If multiple writes to a cell have the same timestamp, one of those versions 
will be maintained, and it is undefined which version will be maintained.

If the user writes to cells with out of order timestamps, and the writes would 
make the cell exceed the number of versions the column family stores, the cell 
will contain those versions with the highest timestamp. More formally:

A column family retains N versions.
Given a cell C storing a possibly empty set of versions and timestamps S = { 
(v1, ts1), (v2, ts2), ... (vn, tsn) }, n <= N.
The user makes m writes to C W = { (v1', ts1'), (v2', ts2'), ... (vm', tsm') }.
If m + n <= N, C will retain all writes as versions.
If m + n > N, C will contain those N (v, ts) from S union W with the highest ts.

If the user writes to cells with a timestamp before the current time minus the 
column family's TTL, the write will be discarded.

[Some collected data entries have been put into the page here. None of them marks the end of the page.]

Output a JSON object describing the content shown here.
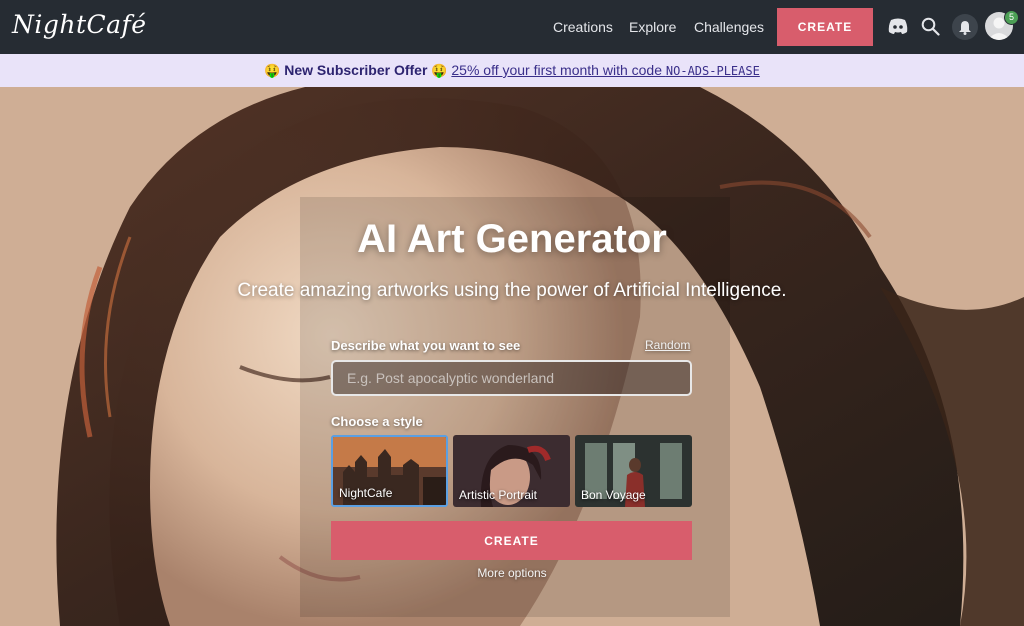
{
  "nav": {
    "logo": "NightCafé",
    "links": [
      "Creations",
      "Explore",
      "Challenges"
    ],
    "create_label": "CREATE",
    "notification_count": "5"
  },
  "promo": {
    "emoji": "🤑",
    "offer": "New Subscriber Offer",
    "link_text": "25% off your first month with code",
    "code": "NO-ADS-PLEASE"
  },
  "hero": {
    "title": "AI Art Generator",
    "subtitle": "Create amazing artworks using the power of Artificial Intelligence.",
    "prompt_label": "Describe what you want to see",
    "random_label": "Random",
    "prompt_placeholder": "E.g. Post apocalyptic wonderland",
    "prompt_value": "",
    "style_label": "Choose a style",
    "styles": [
      {
        "name": "NightCafe",
        "selected": true
      },
      {
        "name": "Artistic Portrait",
        "selected": false
      },
      {
        "name": "Bon Voyage",
        "selected": false
      }
    ],
    "create_label": "CREATE",
    "more_options": "More options"
  },
  "colors": {
    "accent": "#d85d6c",
    "nav_bg": "#262c33",
    "promo_bg": "#e9e3f9",
    "promo_text": "#3a2f8a",
    "selected_border": "#5b9fe2",
    "badge": "#4c9f55"
  },
  "icons": [
    "discord-icon",
    "search-icon",
    "bell-icon",
    "avatar"
  ]
}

I wonder if there are any uses of timestamps that we can recommend without 
forcing people to understand all the details. Here's what I can think of:
1. If your data model has a preexisting timestamp, and this timestamp never 
changes manually set timestamps will be more convenient than serializing a 
timestamp in your own format.
2. If your data model has a preexisting timestamp, and this timestamp changes 
in a way compatible with the behavior of HBase, and you understand the details 
of timestamps and versioning, manually set timestamps will be more convenient 
than serializing a timestamp in your own format.
3. If you want a consistent version of some data that spans multiple tables 
(i.e. secondary index), you may want to use the same timestamp to insert into 
both tables so that you can use the exact timestamp as part of a get() after 
reading it out of one table.
4. If your data includes a meaningful timestamp, especially if that timestamp 
can change, you may find it more straightforward to store that timestamp in 
your own format rather than relying on HBase timestamps.

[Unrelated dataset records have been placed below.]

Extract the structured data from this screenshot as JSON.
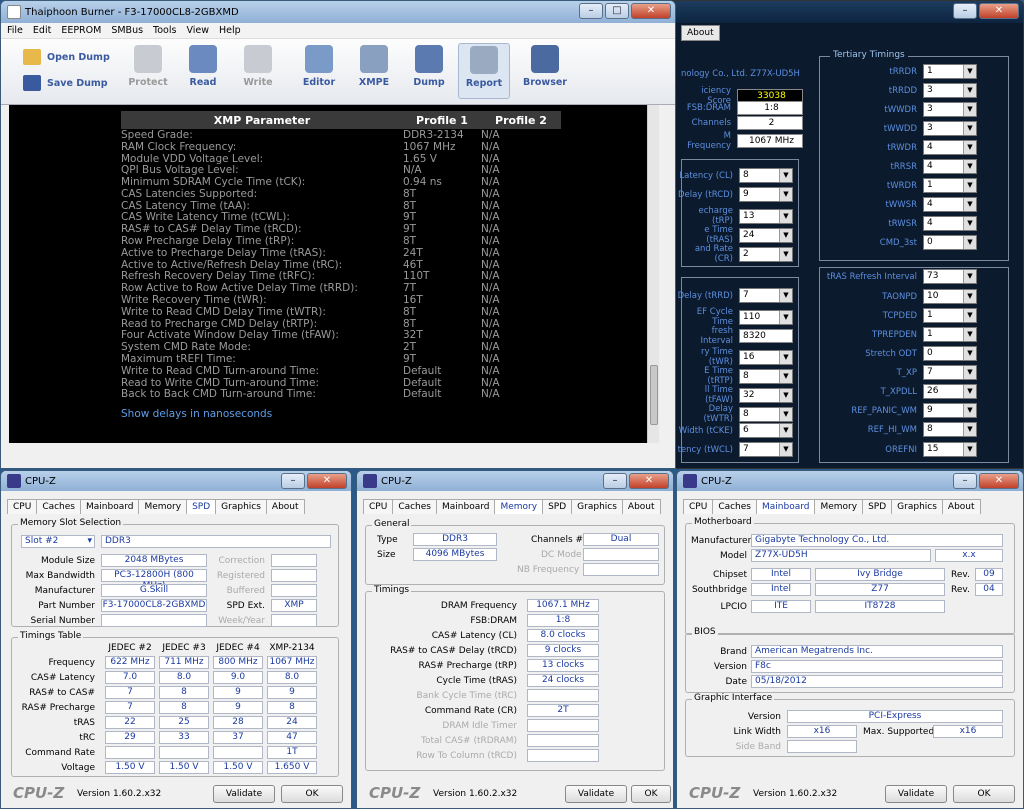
{
  "tp": {
    "title": "Thaiphoon Burner - F3-17000CL8-2GBXMD",
    "menu": [
      "File",
      "Edit",
      "EEPROM",
      "SMBus",
      "Tools",
      "View",
      "Help"
    ],
    "open_dump": "Open Dump",
    "save_dump": "Save Dump",
    "buttons": [
      "Protect",
      "Read",
      "Write",
      "Editor",
      "XMPE",
      "Dump",
      "Report",
      "Browser"
    ],
    "headers": [
      "XMP Parameter",
      "Profile 1",
      "Profile 2"
    ],
    "rows": [
      [
        "Speed Grade:",
        "DDR3-2134",
        "N/A"
      ],
      [
        "RAM Clock Frequency:",
        "1067 MHz",
        "N/A"
      ],
      [
        "Module VDD Voltage Level:",
        "1.65 V",
        "N/A"
      ],
      [
        "QPI Bus Voltage Level:",
        "N/A",
        "N/A"
      ],
      [
        "Minimum SDRAM Cycle Time (tCK):",
        "0.94 ns",
        "N/A"
      ],
      [
        "CAS Latencies Supported:",
        "8T",
        "N/A"
      ],
      [
        "CAS Latency Time (tAA):",
        "8T",
        "N/A"
      ],
      [
        "CAS Write Latency Time (tCWL):",
        "9T",
        "N/A"
      ],
      [
        "RAS# to CAS# Delay Time (tRCD):",
        "9T",
        "N/A"
      ],
      [
        "Row Precharge Delay Time (tRP):",
        "8T",
        "N/A"
      ],
      [
        "Active to Precharge Delay Time (tRAS):",
        "24T",
        "N/A"
      ],
      [
        "Active to Active/Refresh Delay Time (tRC):",
        "46T",
        "N/A"
      ],
      [
        "Refresh Recovery Delay Time (tRFC):",
        "110T",
        "N/A"
      ],
      [
        "Row Active to Row Active Delay Time (tRRD):",
        "7T",
        "N/A"
      ],
      [
        "Write Recovery Time (tWR):",
        "16T",
        "N/A"
      ],
      [
        "Write to Read CMD Delay Time (tWTR):",
        "8T",
        "N/A"
      ],
      [
        "Read to Precharge CMD Delay (tRTP):",
        "8T",
        "N/A"
      ],
      [
        "Four Activate Window Delay Time (tFAW):",
        "32T",
        "N/A"
      ],
      [
        "System CMD Rate Mode:",
        "2T",
        "N/A"
      ],
      [
        "Maximum tREFI Time:",
        "9T",
        "N/A"
      ],
      [
        "Write to Read CMD Turn-around Time:",
        "Default",
        "N/A"
      ],
      [
        "Read to Write CMD Turn-around Time:",
        "Default",
        "N/A"
      ],
      [
        "Back to Back CMD Turn-around Time:",
        "Default",
        "N/A"
      ]
    ],
    "link": "Show delays in nanoseconds"
  },
  "dk": {
    "tab": "About",
    "co": "nology Co., Ltd.  Z77X-UD5H",
    "info": [
      [
        "iciency Score",
        "33038"
      ],
      [
        "FSB:DRAM",
        "1:8"
      ],
      [
        "Channels",
        "2"
      ],
      [
        "M Frequency",
        "1067 MHz"
      ]
    ],
    "primary": [
      [
        "Latency (CL)",
        "8"
      ],
      [
        "Delay (tRCD)",
        "9"
      ],
      [
        "echarge (tRP)",
        "13"
      ],
      [
        "e Time (tRAS)",
        "24"
      ],
      [
        "and Rate (CR)",
        "2"
      ]
    ],
    "secondary": [
      [
        "Delay (tRRD)",
        "7"
      ],
      [
        "EF Cycle Time",
        "110"
      ],
      [
        "fresh Interval",
        "8320"
      ],
      [
        "ry Time (tWR)",
        "16"
      ],
      [
        "E Time (tRTP)",
        "8"
      ],
      [
        "ll Time (tFAW)",
        "32"
      ],
      [
        "Delay (tWTR)",
        "8"
      ],
      [
        "Width (tCKE)",
        "6"
      ],
      [
        "tency (tWCL)",
        "7"
      ]
    ],
    "tert_caption": "Tertiary Timings",
    "tertiary": [
      [
        "tRRDR",
        "1"
      ],
      [
        "tRRDD",
        "3"
      ],
      [
        "tWWDR",
        "3"
      ],
      [
        "tWWDD",
        "3"
      ],
      [
        "tRWDR",
        "4"
      ],
      [
        "tRRSR",
        "4"
      ],
      [
        "tWRDR",
        "1"
      ],
      [
        "tWWSR",
        "4"
      ],
      [
        "tRWSR",
        "4"
      ],
      [
        "CMD_3st",
        "0"
      ]
    ],
    "misc": [
      [
        "tRAS Refresh Interval",
        "73"
      ],
      [
        "TAONPD",
        "10"
      ],
      [
        "TCPDED",
        "1"
      ],
      [
        "TPREPDEN",
        "1"
      ],
      [
        "Stretch ODT",
        "0"
      ],
      [
        "T_XP",
        "7"
      ],
      [
        "T_XPDLL",
        "26"
      ],
      [
        "REF_PANIC_WM",
        "9"
      ],
      [
        "REF_HI_WM",
        "8"
      ],
      [
        "OREFNI",
        "15"
      ]
    ]
  },
  "cz_tabs": [
    "CPU",
    "Caches",
    "Mainboard",
    "Memory",
    "SPD",
    "Graphics",
    "About"
  ],
  "cz_title": "CPU-Z",
  "cz_logo": "CPU-Z",
  "cz_version": "Version 1.60.2.x32",
  "validate": "Validate",
  "ok": "OK",
  "spd": {
    "slot_caption": "Memory Slot Selection",
    "slot": "Slot #2",
    "type": "DDR3",
    "left": [
      [
        "Module Size",
        "2048 MBytes"
      ],
      [
        "Max Bandwidth",
        "PC3-12800H (800 MHz)"
      ],
      [
        "Manufacturer",
        "G.Skill"
      ],
      [
        "Part Number",
        "F3-17000CL8-2GBXMD"
      ],
      [
        "Serial Number",
        ""
      ]
    ],
    "right": [
      [
        "Correction",
        ""
      ],
      [
        "Registered",
        ""
      ],
      [
        "Buffered",
        ""
      ],
      [
        "SPD Ext.",
        "XMP"
      ],
      [
        "Week/Year",
        ""
      ]
    ],
    "tt_caption": "Timings Table",
    "cols": [
      "JEDEC #2",
      "JEDEC #3",
      "JEDEC #4",
      "XMP-2134"
    ],
    "trows": [
      [
        "Frequency",
        "622 MHz",
        "711 MHz",
        "800 MHz",
        "1067 MHz"
      ],
      [
        "CAS# Latency",
        "7.0",
        "8.0",
        "9.0",
        "8.0"
      ],
      [
        "RAS# to CAS#",
        "7",
        "8",
        "9",
        "9"
      ],
      [
        "RAS# Precharge",
        "7",
        "8",
        "9",
        "8"
      ],
      [
        "tRAS",
        "22",
        "25",
        "28",
        "24"
      ],
      [
        "tRC",
        "29",
        "33",
        "37",
        "47"
      ],
      [
        "Command Rate",
        "",
        "",
        "",
        "1T"
      ],
      [
        "Voltage",
        "1.50 V",
        "1.50 V",
        "1.50 V",
        "1.650 V"
      ]
    ]
  },
  "mem": {
    "gen_caption": "General",
    "type_l": "Type",
    "type": "DDR3",
    "size_l": "Size",
    "size": "4096 MBytes",
    "ch_l": "Channels #",
    "ch": "Dual",
    "dc_l": "DC Mode",
    "nb_l": "NB Frequency",
    "tim_caption": "Timings",
    "rows": [
      [
        "DRAM Frequency",
        "1067.1 MHz",
        1
      ],
      [
        "FSB:DRAM",
        "1:8",
        1
      ],
      [
        "CAS# Latency (CL)",
        "8.0 clocks",
        1
      ],
      [
        "RAS# to CAS# Delay (tRCD)",
        "9 clocks",
        1
      ],
      [
        "RAS# Precharge (tRP)",
        "13 clocks",
        1
      ],
      [
        "Cycle Time (tRAS)",
        "24 clocks",
        1
      ],
      [
        "Bank Cycle Time (tRC)",
        "",
        0
      ],
      [
        "Command Rate (CR)",
        "2T",
        1
      ],
      [
        "DRAM Idle Timer",
        "",
        0
      ],
      [
        "Total CAS# (tRDRAM)",
        "",
        0
      ],
      [
        "Row To Column (tRCD)",
        "",
        0
      ]
    ]
  },
  "mb": {
    "mb_caption": "Motherboard",
    "manuf_l": "Manufacturer",
    "manuf": "Gigabyte Technology Co., Ltd.",
    "model_l": "Model",
    "model": "Z77X-UD5H",
    "model_rev": "x.x",
    "chipset_l": "Chipset",
    "chipset": "Intel",
    "chipset2": "Ivy Bridge",
    "rev_l": "Rev.",
    "chipset_rev": "09",
    "south_l": "Southbridge",
    "south": "Intel",
    "south2": "Z77",
    "south_rev": "04",
    "lpcio_l": "LPCIO",
    "lpcio": "ITE",
    "lpcio2": "IT8728",
    "bios_caption": "BIOS",
    "brand_l": "Brand",
    "brand": "American Megatrends Inc.",
    "ver_l": "Version",
    "ver": "F8c",
    "date_l": "Date",
    "date": "05/18/2012",
    "gi_caption": "Graphic Interface",
    "gver_l": "Version",
    "gver": "PCI-Express",
    "lw_l": "Link Width",
    "lw": "x16",
    "ms_l": "Max. Supported",
    "ms": "x16",
    "sb_l": "Side Band"
  }
}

Likely point of confusion is if the user ignores the details of versioning, and 
always queries for the most recent timestamp, the user could have a mental 
model like this:

- A cell stores a value and a timestamp
- I can supply the timestamp when I write a value
- I can read the timestamp
- *I can update the timestamp (incorrect)

The user can write the value with a higher timestamp which appears to update 
the timestamp. When the user tries the same thing with a lower timestamp, this 
doesn't work.

> Define semantics of cell timestamps
> -----------------------------------
>
>                 Key: HBASE-2406
>                 URL: https://issues.apache.org/jira/browse/HBASE-2406
>             Project: Hadoop HBase
>          Issue Type: Task
>          Components: documentation
>            Reporter: Todd Lipcon
>            Priority: Critical
>             Fix For: 0.21.0
>
>
> There is a lot of general confusion over the semantics of the cell timestamp. 
> In particular, a couple questions that often come up:
> - If multiple writes to a cell have the same timestamp, are all versions 
> maintained or just the last?
> - Is it OK to write cells in a non-increasing timestamp order?
> Let's discuss, figure out what semantics make sense, and then move towards 
> (a) documentation, (b) unit tests that prove we have those semantics.